Faut-il invoquer le goût sucré des premix. Les boissons sucrées, par exemple les colas ou boissons énergisantes, répondent en fait depuis fort longtemps à une attente des consommateurs.. Les premix ne sont qu’un type de boisson contenant du sucre parmi d’autres. Cette demande est d’ailleurs susceptible de se tarir, comme en témoigne l’expérience des marchés anglo-saxons où les premix existent depuis plusieurs années.

Pour un public adulte

Les premix ne sont pas des produits bon marché. Ils sont positionnés comme des produits haut de gamme et leur prix est en conséquence. Ainsi, la grande majorité des bière sont moins chères que les premix.

Un impôt spécial sur les premix aurait pour conséquence un déplacement de la consommation en faveur des boissons fermentées et/ou un retour à l’habitude de réaliser des mélanges incontrôlés directement sur le lieu de consommation.

Pour une vraie prévention des abus de consommation : actions de la branche

S’agissant de boissons alcoolisées, le vrai problème réside dans l’abus et non dans une consommation modérée, raisonnable et responsable. Dans cette optique, le Groupement suisse des spiritueux de marque souhaite que l’accent soit mis sur la formation des personnels de la chaîne de distribution au sens large et sur des contrôles beaucoup plus rigoureux aux points de vente. Il est d’avis qu’il est primordial de se concentrer sur l’éducation des parents et des jeunes qui doivent comprendre et respecter l’âge minimum pour la consommation des boissons alcoolisées.

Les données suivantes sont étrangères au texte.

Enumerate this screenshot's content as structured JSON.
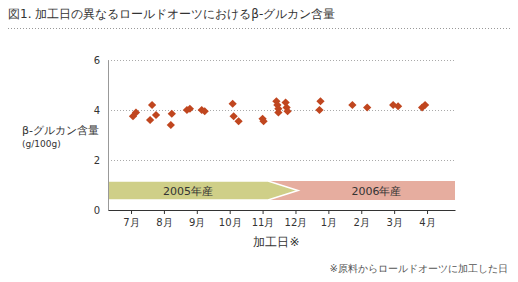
{
  "chart_data": {
    "type": "scatter",
    "title": "図1. 加工日の異なるロールドオーツにおけるβ-グルカン含量",
    "y_label": [
      "β-グルカン含量",
      "(g/100g)"
    ],
    "x_label": "加工日※",
    "annotations": [
      "2005年産",
      "2006年産",
      "※原料からロールドオーツに加工した日"
    ],
    "x": [
      7.06,
      7.15,
      7.64,
      7.58,
      7.76,
      8.21,
      8.24,
      8.7,
      8.79,
      9.15,
      9.24,
      10.09,
      10.12,
      10.27,
      11.0,
      11.03,
      11.42,
      11.45,
      11.48,
      11.48,
      11.7,
      11.73,
      11.76,
      12.76,
      12.73,
      13.73,
      14.18,
      14.97,
      15.12,
      15.85,
      15.94
    ],
    "values": [
      3.75,
      3.9,
      4.2,
      3.6,
      3.8,
      3.4,
      3.85,
      4.0,
      4.05,
      4.0,
      3.95,
      4.25,
      3.75,
      3.55,
      3.65,
      3.55,
      4.35,
      4.2,
      4.05,
      3.9,
      4.3,
      4.1,
      3.95,
      4.35,
      4.0,
      4.2,
      4.1,
      4.2,
      4.15,
      4.1,
      4.2
    ],
    "color": "#c0461f",
    "marker": "diamond",
    "xlim": [
      6.3,
      16.85
    ],
    "xticks": [
      {
        "value": 7,
        "label": "7月"
      },
      {
        "value": 8,
        "label": "8月"
      },
      {
        "value": 9,
        "label": "9月"
      },
      {
        "value": 10,
        "label": "10月"
      },
      {
        "value": 11,
        "label": "11月"
      },
      {
        "value": 12,
        "label": "12月"
      },
      {
        "value": 13,
        "label": "1月"
      },
      {
        "value": 14,
        "label": "2月"
      },
      {
        "value": 15,
        "label": "3月"
      },
      {
        "value": 16,
        "label": "4月"
      }
    ],
    "ylim": [
      0,
      6
    ],
    "yticks": [
      0,
      2,
      4,
      6
    ],
    "grid": true
  }
}
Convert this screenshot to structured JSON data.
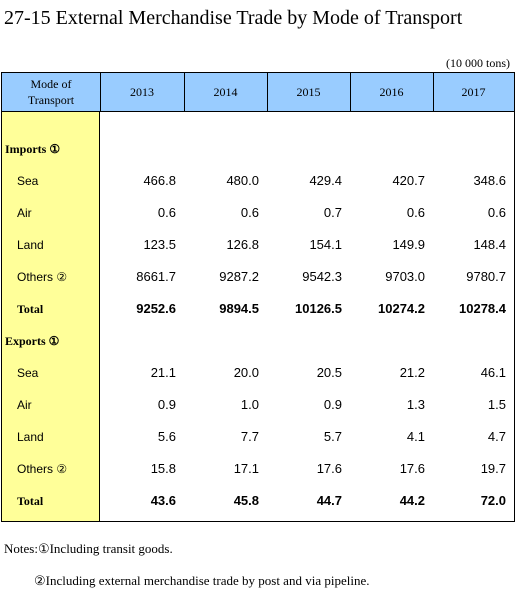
{
  "title": "27-15  External Merchandise Trade by Mode of Transport",
  "unit": "(10 000 tons)",
  "table": {
    "header": [
      "Mode of Transport",
      "2013",
      "2014",
      "2015",
      "2016",
      "2017"
    ],
    "sections": [
      {
        "label": "Imports ①",
        "rows": [
          {
            "label": "Sea",
            "values": [
              "466.8",
              "480.0",
              "429.4",
              "420.7",
              "348.6"
            ]
          },
          {
            "label": "Air",
            "values": [
              "0.6",
              "0.6",
              "0.7",
              "0.6",
              "0.6"
            ]
          },
          {
            "label": "Land",
            "values": [
              "123.5",
              "126.8",
              "154.1",
              "149.9",
              "148.4"
            ]
          },
          {
            "label": "Others ②",
            "values": [
              "8661.7",
              "9287.2",
              "9542.3",
              "9703.0",
              "9780.7"
            ]
          },
          {
            "label": "Total",
            "values": [
              "9252.6",
              "9894.5",
              "10126.5",
              "10274.2",
              "10278.4"
            ]
          }
        ]
      },
      {
        "label": "Exports ①",
        "rows": [
          {
            "label": "Sea",
            "values": [
              "21.1",
              "20.0",
              "20.5",
              "21.2",
              "46.1"
            ]
          },
          {
            "label": "Air",
            "values": [
              "0.9",
              "1.0",
              "0.9",
              "1.3",
              "1.5"
            ]
          },
          {
            "label": "Land",
            "values": [
              "5.6",
              "7.7",
              "5.7",
              "4.1",
              "4.7"
            ]
          },
          {
            "label": "Others ②",
            "values": [
              "15.8",
              "17.1",
              "17.6",
              "17.6",
              "19.7"
            ]
          },
          {
            "label": "Total",
            "values": [
              "43.6",
              "45.8",
              "44.7",
              "44.2",
              "72.0"
            ]
          }
        ]
      }
    ]
  },
  "notes": [
    "Notes:①Including transit goods.",
    "②Including external merchandise trade by post and via pipeline."
  ]
}
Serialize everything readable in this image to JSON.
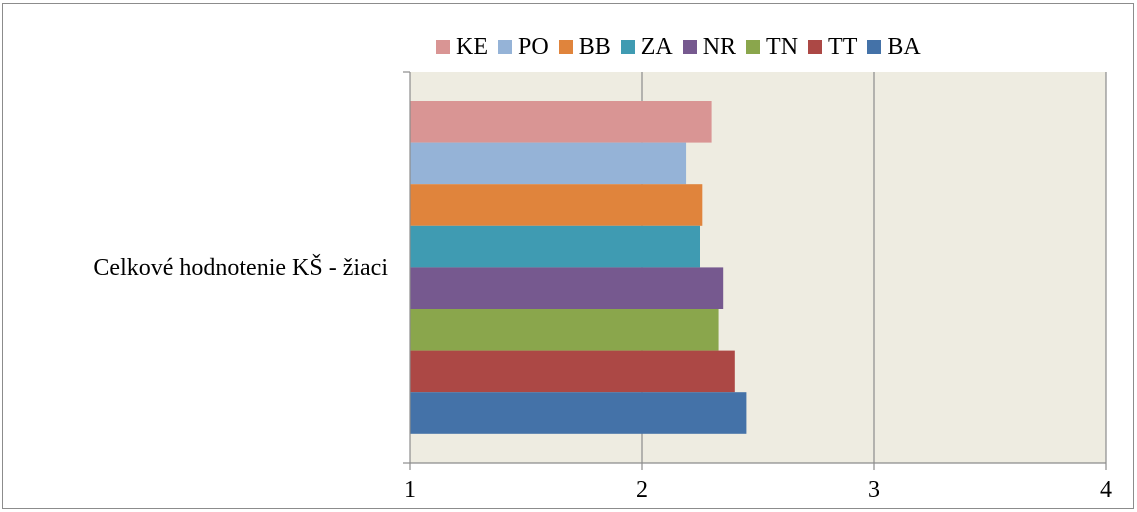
{
  "chart_data": {
    "type": "bar",
    "orientation": "horizontal",
    "categories": [
      "Celkové hodnotenie KŠ - žiaci"
    ],
    "series": [
      {
        "name": "KE",
        "color": "#d99594",
        "values": [
          2.3
        ]
      },
      {
        "name": "PO",
        "color": "#95b3d7",
        "values": [
          2.19
        ]
      },
      {
        "name": "BB",
        "color": "#e0843c",
        "values": [
          2.26
        ]
      },
      {
        "name": "ZA",
        "color": "#3f9bb2",
        "values": [
          2.25
        ]
      },
      {
        "name": "NR",
        "color": "#76598f",
        "values": [
          2.35
        ]
      },
      {
        "name": "TN",
        "color": "#8aa64c",
        "values": [
          2.33
        ]
      },
      {
        "name": "TT",
        "color": "#ac4845",
        "values": [
          2.4
        ]
      },
      {
        "name": "BA",
        "color": "#4472a8",
        "values": [
          2.45
        ]
      }
    ],
    "xlim": [
      1,
      4
    ],
    "xticks": [
      "1",
      "2",
      "3",
      "4"
    ],
    "gridlines": "vertical",
    "legend_position": "top",
    "plot_background": "#eeece1"
  }
}
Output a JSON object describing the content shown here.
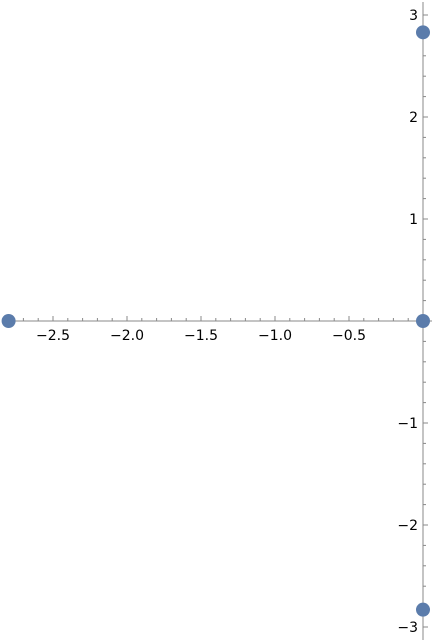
{
  "chart_data": {
    "type": "scatter",
    "title": "",
    "xlabel": "",
    "ylabel": "",
    "xlim": [
      -2.8,
      0.06
    ],
    "ylim": [
      -3.1,
      3.1
    ],
    "grid": false,
    "x_ticks": [
      {
        "value": -2.5,
        "label": "−2.5"
      },
      {
        "value": -2.0,
        "label": "−2.0"
      },
      {
        "value": -1.5,
        "label": "−1.5"
      },
      {
        "value": -1.0,
        "label": "−1.0"
      },
      {
        "value": -0.5,
        "label": "−0.5"
      }
    ],
    "y_ticks": [
      {
        "value": 3,
        "label": "3"
      },
      {
        "value": 2,
        "label": "2"
      },
      {
        "value": 1,
        "label": "1"
      },
      {
        "value": -1,
        "label": "−1"
      },
      {
        "value": -2,
        "label": "−2"
      },
      {
        "value": -3,
        "label": "−3"
      }
    ],
    "series": [
      {
        "color": "#5b7cab",
        "points": [
          {
            "x": -2.8,
            "y": 0
          },
          {
            "x": 0,
            "y": 0
          },
          {
            "x": 0,
            "y": 2.83
          },
          {
            "x": 0,
            "y": -2.83
          }
        ]
      }
    ]
  }
}
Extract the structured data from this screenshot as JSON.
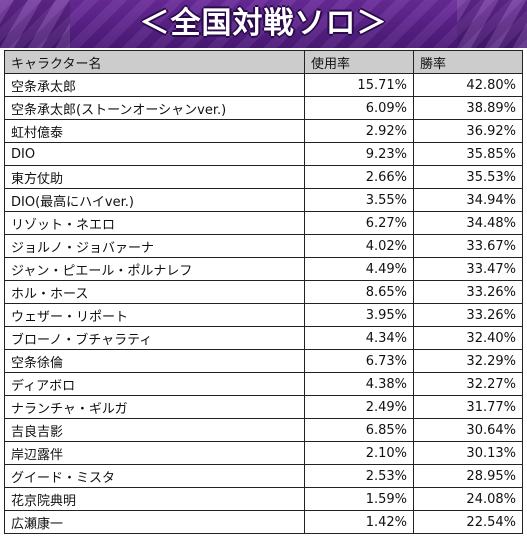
{
  "title": "＜全国対戦ソロ＞",
  "table": {
    "headers": [
      "キャラクター名",
      "使用率",
      "勝率"
    ],
    "rows": [
      {
        "name": "空条承太郎",
        "usage": "15.71%",
        "winrate": "42.80%"
      },
      {
        "name": "空条承太郎(ストーンオーシャンver.)",
        "usage": "6.09%",
        "winrate": "38.89%"
      },
      {
        "name": "虹村億泰",
        "usage": "2.92%",
        "winrate": "36.92%"
      },
      {
        "name": "DIO",
        "usage": "9.23%",
        "winrate": "35.85%"
      },
      {
        "name": "東方仗助",
        "usage": "2.66%",
        "winrate": "35.53%"
      },
      {
        "name": "DIO(最高にハイver.)",
        "usage": "3.55%",
        "winrate": "34.94%"
      },
      {
        "name": "リゾット・ネエロ",
        "usage": "6.27%",
        "winrate": "34.48%"
      },
      {
        "name": "ジョルノ・ジョバァーナ",
        "usage": "4.02%",
        "winrate": "33.67%"
      },
      {
        "name": "ジャン・ピエール・ポルナレフ",
        "usage": "4.49%",
        "winrate": "33.47%"
      },
      {
        "name": "ホル・ホース",
        "usage": "8.65%",
        "winrate": "33.26%"
      },
      {
        "name": "ウェザー・リポート",
        "usage": "3.95%",
        "winrate": "33.26%"
      },
      {
        "name": "ブローノ・ブチャラティ",
        "usage": "4.34%",
        "winrate": "32.40%"
      },
      {
        "name": "空条徐倫",
        "usage": "6.73%",
        "winrate": "32.29%"
      },
      {
        "name": "ディアボロ",
        "usage": "4.38%",
        "winrate": "32.27%"
      },
      {
        "name": "ナランチャ・ギルガ",
        "usage": "2.49%",
        "winrate": "31.77%"
      },
      {
        "name": "吉良吉影",
        "usage": "6.85%",
        "winrate": "30.64%"
      },
      {
        "name": "岸辺露伴",
        "usage": "2.10%",
        "winrate": "30.13%"
      },
      {
        "name": "グイード・ミスタ",
        "usage": "2.53%",
        "winrate": "28.95%"
      },
      {
        "name": "花京院典明",
        "usage": "1.59%",
        "winrate": "24.08%"
      },
      {
        "name": "広瀬康一",
        "usage": "1.42%",
        "winrate": "22.54%"
      }
    ]
  }
}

Le Groupement suisse des spiritueux de marque, et ses membres, se sont déjà engagés concrètement dans cette voie,

  • en réalisant une vidéo de formation destinée à enseigner aux caissières et caissiers des grandes surfaces comment faire respecter la loi. Disponible gratuitement en français et en allemand, cette vidéo de 8 minutes a déjà été commandée à plus de 300 exemplaires par les principaux distributeurs du pays. Cette cassette est accompagnée d’un support de cours, ainsi que de dépliants multilingues que le personnel de caisse peut remettre aux jeunes clients qui ne comprennent pas le refus de vente.
  • en participant, avec d’autres associations professionnelles et des milieux de la prévention dans Educalcool, dont la 1ère phase doit débuter prochainement,
  • en préparant de nouvelles collaborations avec les établissements publics ainsi qu’avec d’autres milieux pour l’éducation et la formation des jeunes.